What kind of shenanigans do you have to be up to for every single member of your in-house legal department and outside law firm to be disqualified from a case?

I find myself of two minds when it comes to patent trolls — err patent assertion entities — see, on the one hand, their entire business model is dedicated to litigation in all its vagaries. That keeps a lot of litigators litigating and a lot of doc reviewers gainfully employed. In an industry still in recovery mode, this feels like a win to me.

But you know they aren’t referred to as “trolls” by accident… and everything John Oliver says about the subject. There is a distinct bottom feeder vibe to the entire endeavor and it is one of the few things that both Republicans and Democrats can agree is terrible.

As it turns out, one patent troll is also really awful at ethics.

Seriously, what kind of shenanigans do you have to be up to for every single member of your in-house legal department and outside law firm to be disqualified from a case?

Apparently violating a firewall and being less than forthcoming about it under oath, according to a report from The American Lawyer.

It all started when patent troll Acacia Research Corp. decided to enter the oilfield industry. Patent trolls don’t just buy up patents willy nilly, there is generally some strategy involved in purchasing patents and targeting industries. Apparently, and this was news to me, one of the strategies frequently employed when entering a new market is to woo over in-house attorneys from companies they intend to sue. And that, my friends, is exactly where the problem lies.

In 2013, they hired Charlotte Rutherford, who’d worked in the oil industry for years, including, most relevantly for this story, at Schlumberger Limited, the world’s largest oilfield services company. Amongst Acadia’s acquired patents was the ‘319 patent which relates to Schlumberger’s 3-D oil drilling software, Petrel.

Sponsored

When Schlumberger got hit with a patent infringement case they fired back with a counter suit. While that case was eventually dismissed, Schlumberger, represented by Latham & Watkins, was able to depose their former employee, Rutherford, where she denied discussing the Petrel software with Acadia and claimed she hadn’t seen the complaint against Schlumberger before it was filed.

Then battles over privilege logs in the primary infringement matter yielded… some different information.

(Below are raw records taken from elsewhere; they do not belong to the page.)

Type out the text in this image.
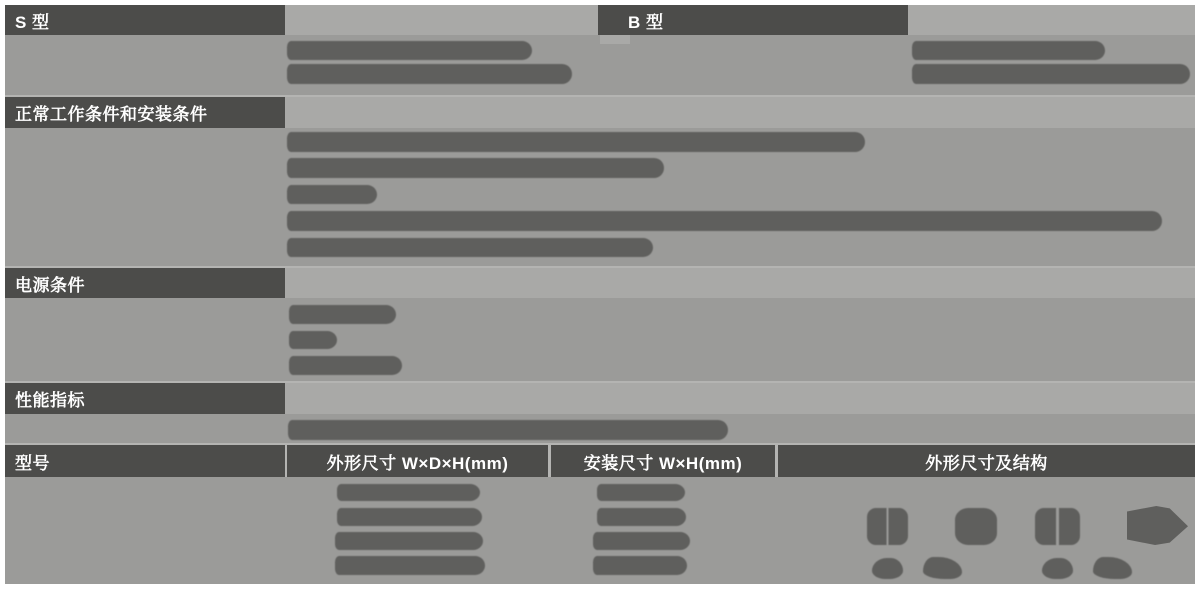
S 型	B 型
正常工作条件和安装条件
电源条件
性能指标
型号	外形尺寸 W×D×H(mm)	安装尺寸 W×H(mm)	外形尺寸及结构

In contrast to Rutherford’s testimony, internal emails indicated she’d approved an analysis of Petrel’s value after joining Acacia. Other emails suggested that far from not having seen the Schlumberger complaint, Rutherford had reviewed it before it was filed—and even congratulated Acacia’s outside counsel on their work. (Rutherford has denied that she worked closely with Petrel, and Acacia says that she merely “concurred” with the decisions of others to pursue the ‘319 patent and to sue Schlumberger.)

Rut-roh. So that’s how you get U.S. District Judge Lee Yeakel to disqualify all the attorneys involved with the case, and get the case dismissed. It’s a move Acadis has called “extraordinary and unprecedented.”

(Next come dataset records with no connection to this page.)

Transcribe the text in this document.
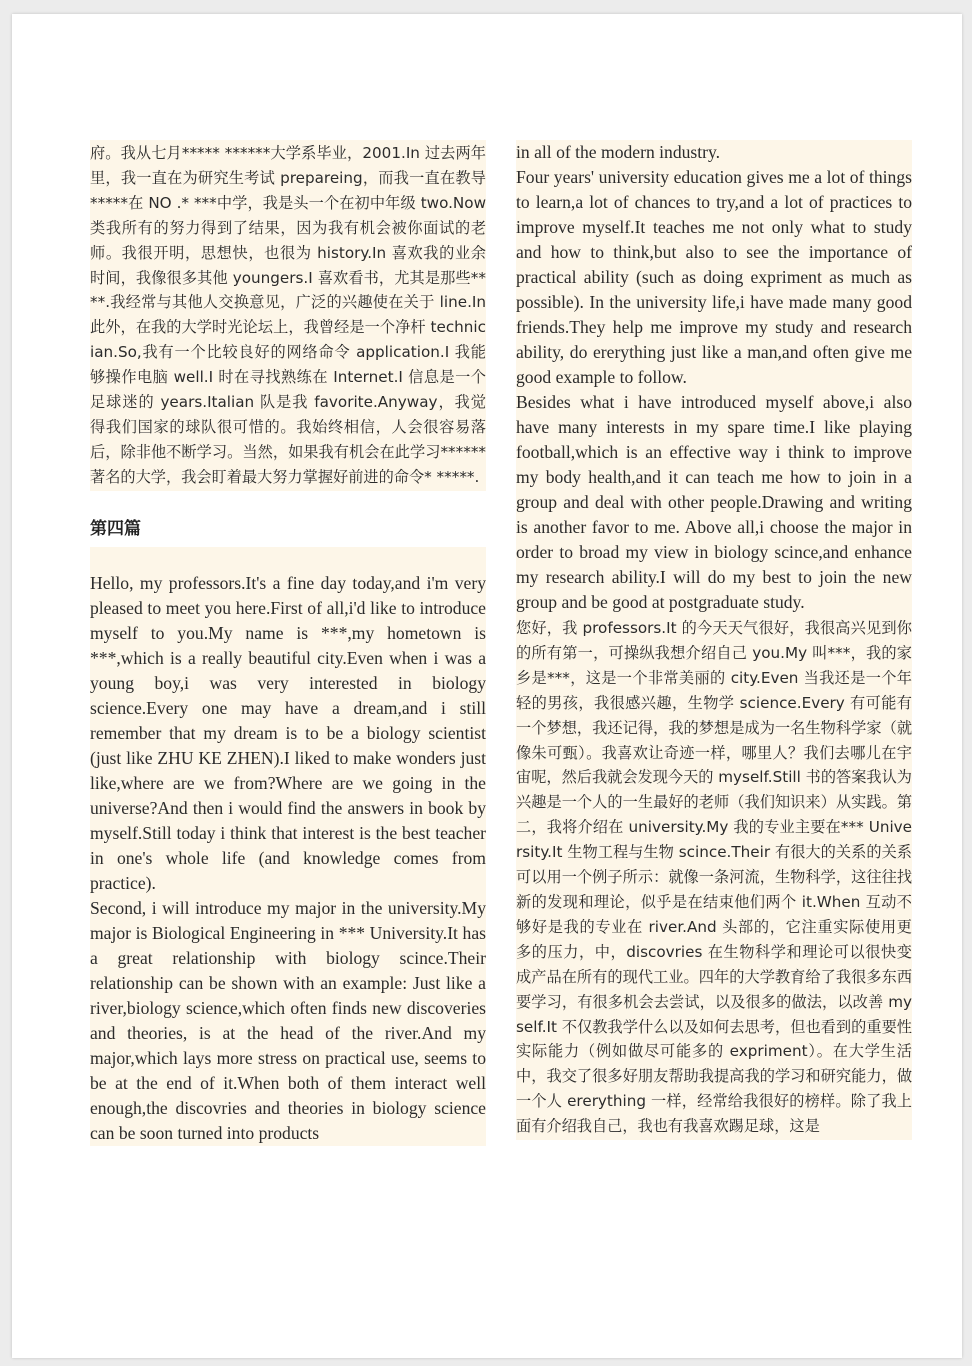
府。我从七月***** ******大学系毕业，2001.In 过去两年里，我一直在为研究生考试 prepareing，而我一直在教导*****在 NO .* ***中学，我是头一个在初中年级 two.Now 类我所有的努力得到了结果，因为我有机会被你面试的老师。我很开明，思想快，也很为 history.In 喜欢我的业余时间，我像很多其他 youngers.I 喜欢看书，尤其是那些****.我经常与其他人交换意见，广泛的兴趣使在关于 line.In 此外，在我的大学时光论坛上，我曾经是一个净杆 technician.So,我有一个比较良好的网络命令 application.I 我能够操作电脑 well.I 时在寻找熟练在 Internet.I 信息是一个足球迷的 years.Italian 队是我 favorite.Anyway，我觉得我们国家的球队很可惜的。我始终相信，人会很容易落后，除非他不断学习。当然，如果我有机会在此学习******著名的大学，我会盯着最大努力掌握好前进的命令* *****.
第四篇
Hello, my professors.It's a fine day today,and i'm very pleased to meet you here.First of all,i'd like to introduce myself to you.My name is ***,my hometown is ***,which is a really beautiful city.Even when i was a young boy,i was very interested in biology science.Every one may have a dream,and i still remember that my dream is to be a biology scientist (just like ZHU KE ZHEN).I liked to make wonders just like,where are we from?Where are we going in the universe?And then i would find the answers in book by myself.Still today i think that interest is the best teacher in one's whole life (and knowledge comes from practice).
Second, i will introduce my major in the university.My major is Biological Engineering in *** University.It has a great relationship with biology scince.Their relationship can be shown with an example: Just like a river,biology science,which often finds new discoveries and theories, is at the head of the river.And my major,which lays more stress on practical use, seems to be at the end of it.When both of them interact well enough,the discovries and theories in biology science can be soon turned into products
in all of the modern industry.
Four years' university education gives me a lot of things to learn,a lot of chances to try,and a lot of practices to improve myself.It teaches me not only what to study and how to think,but also to see the importance of practical ability (such as doing expriment as much as possible). In the university life,i have made many good friends.They help me improve my study and research ability, do ererything just like a man,and often give me good example to follow.
Besides what i have introduced myself above,i also have many interests in my spare time.I like playing football,which is an effective way i think to improve my body health,and it can teach me how to join in a group and deal with other people.Drawing and writing is another favor to me. Above all,i choose the major in order to broad my view in biology scince,and enhance my research ability.I will do my best to join the new group and be good at postgraduate study.
您好，我 professors.It 的今天天气很好，我很高兴见到你的所有第一，可操纵我想介绍自己 you.My 叫***，我的家乡是***，这是一个非常美丽的 city.Even 当我还是一个年轻的男孩，我很感兴趣，生物学 science.Every 有可能有一个梦想，我还记得，我的梦想是成为一名生物科学家（就像朱可甄）。我喜欢让奇迹一样，哪里人？我们去哪儿在宇宙呢，然后我就会发现今天的 myself.Still 书的答案我认为兴趣是一个人的一生最好的老师（我们知识来）从实践。第二，我将介绍在 university.My 我的专业主要在*** University.It 生物工程与生物 scince.Their 有很大的关系的关系可以用一个例子所示：就像一条河流，生物科学，这往往找新的发现和理论，似乎是在结束他们两个 it.When 互动不够好是我的专业在 river.And 头部的，它注重实际使用更多的压力，中，discovries 在生物科学和理论可以很快变成产品在所有的现代工业。四年的大学教育给了我很多东西要学习，有很多机会去尝试，以及很多的做法，以改善 myself.It 不仅教我学什么以及如何去思考，但也看到的重要性实际能力（例如做尽可能多的 expriment）。在大学生活中，我交了很多好朋友帮助我提高我的学习和研究能力，做一个人 ererything 一样，经常给我很好的榜样。除了我上面有介绍我自己，我也有我喜欢踢足球，这是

And if you’re a fan of schadenfreude there’s even more good news. This decision doesn’t bode well for the long-term viability of the strategy of hiring industry insiders to go after their former employers in patent infringement cases.

Sponsored

Last year it faced a similar fight in California, when Sony Corp. challenged an Acacia patent lawsuit by pointing out Acacia had recently hired a Sony in-house lawyer. Acacia voluntarily dismissed its case before a judge ruled on Sony’s disqualification motion, but Yeakel’s decision may embolden other defendants that find a former colleague on the other side.

Perhaps this development will slow down the patent asserters’ steady creep into new industries.